We are not all that far apart. I believe the point you make is .. it won’t be exactly right. And I say, doesn’t matter. What matters is, if I do this comparison for 1000 or more point measurements, and compute a total for all of the Delta-squared values, I now have a yardstick measure of how well that particular climate model run performed. If the model inputs are tweaked, and re-run, does my yardstick get better or not? If a different climate model is run, and the yardstick computed against the same 1000+ points, is the yardstick value better in model A or model B? Does a particular climate model have ‘tendencies’ to run hot in summer or cold in winter, or vice versa? That would impact the yardstick value. Is the model stable – that is, are the year over year yardstick values about the same, getting bigger, getting smaller?
And to the point made by Willis – if there is a big problem (like UHI) in the homogenization process that created the synthetic grid data, then the climate model has no chance, but unless there is a comparison back to the measured data, how would you know?
I’m off my soapbox now.
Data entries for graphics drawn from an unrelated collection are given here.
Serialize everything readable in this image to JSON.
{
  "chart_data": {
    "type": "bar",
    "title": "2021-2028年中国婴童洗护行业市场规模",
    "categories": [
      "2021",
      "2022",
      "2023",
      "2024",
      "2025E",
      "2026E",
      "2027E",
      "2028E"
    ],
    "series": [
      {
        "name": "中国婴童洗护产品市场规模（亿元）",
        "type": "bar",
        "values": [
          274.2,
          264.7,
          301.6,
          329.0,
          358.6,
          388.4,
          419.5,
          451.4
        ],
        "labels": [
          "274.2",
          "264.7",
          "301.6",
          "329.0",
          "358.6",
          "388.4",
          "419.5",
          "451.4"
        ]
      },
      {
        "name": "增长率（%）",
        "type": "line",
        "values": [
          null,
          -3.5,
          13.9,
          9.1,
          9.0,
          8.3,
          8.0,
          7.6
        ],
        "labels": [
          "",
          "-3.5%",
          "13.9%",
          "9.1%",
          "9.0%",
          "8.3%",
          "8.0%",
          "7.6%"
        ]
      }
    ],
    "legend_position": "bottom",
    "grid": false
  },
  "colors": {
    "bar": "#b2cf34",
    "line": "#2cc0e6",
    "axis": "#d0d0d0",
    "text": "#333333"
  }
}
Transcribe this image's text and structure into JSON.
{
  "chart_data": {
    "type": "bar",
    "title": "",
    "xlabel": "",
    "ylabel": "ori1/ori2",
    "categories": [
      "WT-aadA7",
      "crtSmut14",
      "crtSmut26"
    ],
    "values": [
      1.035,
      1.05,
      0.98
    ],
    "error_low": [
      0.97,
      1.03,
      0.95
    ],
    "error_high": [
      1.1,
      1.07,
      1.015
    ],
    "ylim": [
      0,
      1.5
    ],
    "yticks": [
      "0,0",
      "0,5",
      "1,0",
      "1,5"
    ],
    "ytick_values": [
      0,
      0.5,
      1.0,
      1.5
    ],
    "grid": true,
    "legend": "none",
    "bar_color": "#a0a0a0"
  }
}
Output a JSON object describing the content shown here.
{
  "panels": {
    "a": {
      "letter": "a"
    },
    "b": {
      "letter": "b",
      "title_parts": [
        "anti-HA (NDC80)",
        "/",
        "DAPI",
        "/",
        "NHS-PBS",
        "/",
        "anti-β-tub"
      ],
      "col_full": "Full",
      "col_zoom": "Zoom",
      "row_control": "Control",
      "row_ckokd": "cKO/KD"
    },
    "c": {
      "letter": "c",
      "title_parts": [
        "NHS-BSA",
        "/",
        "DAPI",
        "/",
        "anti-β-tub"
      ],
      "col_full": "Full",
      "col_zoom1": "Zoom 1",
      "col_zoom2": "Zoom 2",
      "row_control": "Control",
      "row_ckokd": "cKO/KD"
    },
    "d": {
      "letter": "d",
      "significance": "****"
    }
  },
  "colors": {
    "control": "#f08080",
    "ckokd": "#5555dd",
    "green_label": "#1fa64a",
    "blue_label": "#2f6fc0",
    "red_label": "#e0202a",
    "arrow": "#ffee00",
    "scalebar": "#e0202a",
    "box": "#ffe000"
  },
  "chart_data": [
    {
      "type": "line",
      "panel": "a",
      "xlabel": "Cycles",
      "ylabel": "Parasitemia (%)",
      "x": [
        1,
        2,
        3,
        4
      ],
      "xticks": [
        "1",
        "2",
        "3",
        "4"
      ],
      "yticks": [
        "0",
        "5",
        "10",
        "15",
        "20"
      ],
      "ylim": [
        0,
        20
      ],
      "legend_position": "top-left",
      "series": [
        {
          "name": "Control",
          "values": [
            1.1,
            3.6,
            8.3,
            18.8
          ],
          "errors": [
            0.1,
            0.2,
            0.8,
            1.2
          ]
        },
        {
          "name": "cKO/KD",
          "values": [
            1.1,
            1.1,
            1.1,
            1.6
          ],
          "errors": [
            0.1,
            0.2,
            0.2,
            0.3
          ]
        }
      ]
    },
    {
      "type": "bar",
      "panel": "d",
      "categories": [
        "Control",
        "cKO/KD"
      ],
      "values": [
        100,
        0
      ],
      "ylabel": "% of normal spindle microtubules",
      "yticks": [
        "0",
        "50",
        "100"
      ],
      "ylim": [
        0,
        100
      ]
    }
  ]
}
Thanks for listening. And thanks once again Willis, for thought provoking articles.

John Johnston

March 8, 2011 1:24 pm

@Juice, your supposed Lord Rutherford of Nelson quote is a misquote:
‘“If your experiment needs statistics, you ought to have done a better
experiment.”
The actual quote was: “If your result needs a statistician then you should design a better experiment”
There is a huge difference. Rutherford did say the odd dumb thing (who the hell does not?) but this was definitely not one of them. Lord Rutherford was the New Zealand Chemist and Physicist who laid the groundwork for the development of nuclear physics by investigating radioactivity. and who first split the atom. He collaborated with Bohr in describing atomic structure, and won the Nobel Prize in 1908, when that award still meant something.
He knew that statistics could be used to show correlation and thus point the way to formulating theories and identifying subjects worthy of investigation. He also knew that they could never be used to prove the theories. Only data will serve as results.

Stephen Brown

March 8, 2011 2:00 pm

Appropriate, methinks.
[youtube http://www.youtube.com/watch?v=-Py5aPLG348&w=480&h=390%5D

Christian

March 8, 2011 2:06 pm

Put very (too) simply:
1. You collect the data from various sampling points.
2. You perform statistics on it to model it together with its neighbours, in an attempt to create a ‘regional’ model.
3. You generate values for areal subsets that represents averages, including a ‘global’ average for the entire dataset.
4. You use these values to model ‘regional’ patterns.
The problem is, the ‘regional’ average generated for a subarea can differ markedly from the original point value. There are many possible reasons, but the main one is that the errors are large because there are not enough sample points.
It’s all about the errors. ‘Regional’ air temperatures are also flawed e.g. because the sampling is not optimised for ‘regional’ purposes, the sampling points are too few and irregularly distributed, one can go on and on.
The key observation is that, for climate science and even modelling to be useful, the land temperature data and the sampling density and protocols needs to be optimised. I have never read any study that discussed these critical issues by the policy makers but they emerge from studies like http://www.surfacestations.org.
In the meantime, we can do our best with the satellite and Argos datasets which are still young but hold out the hope that they will produce reliable regional and global datasets.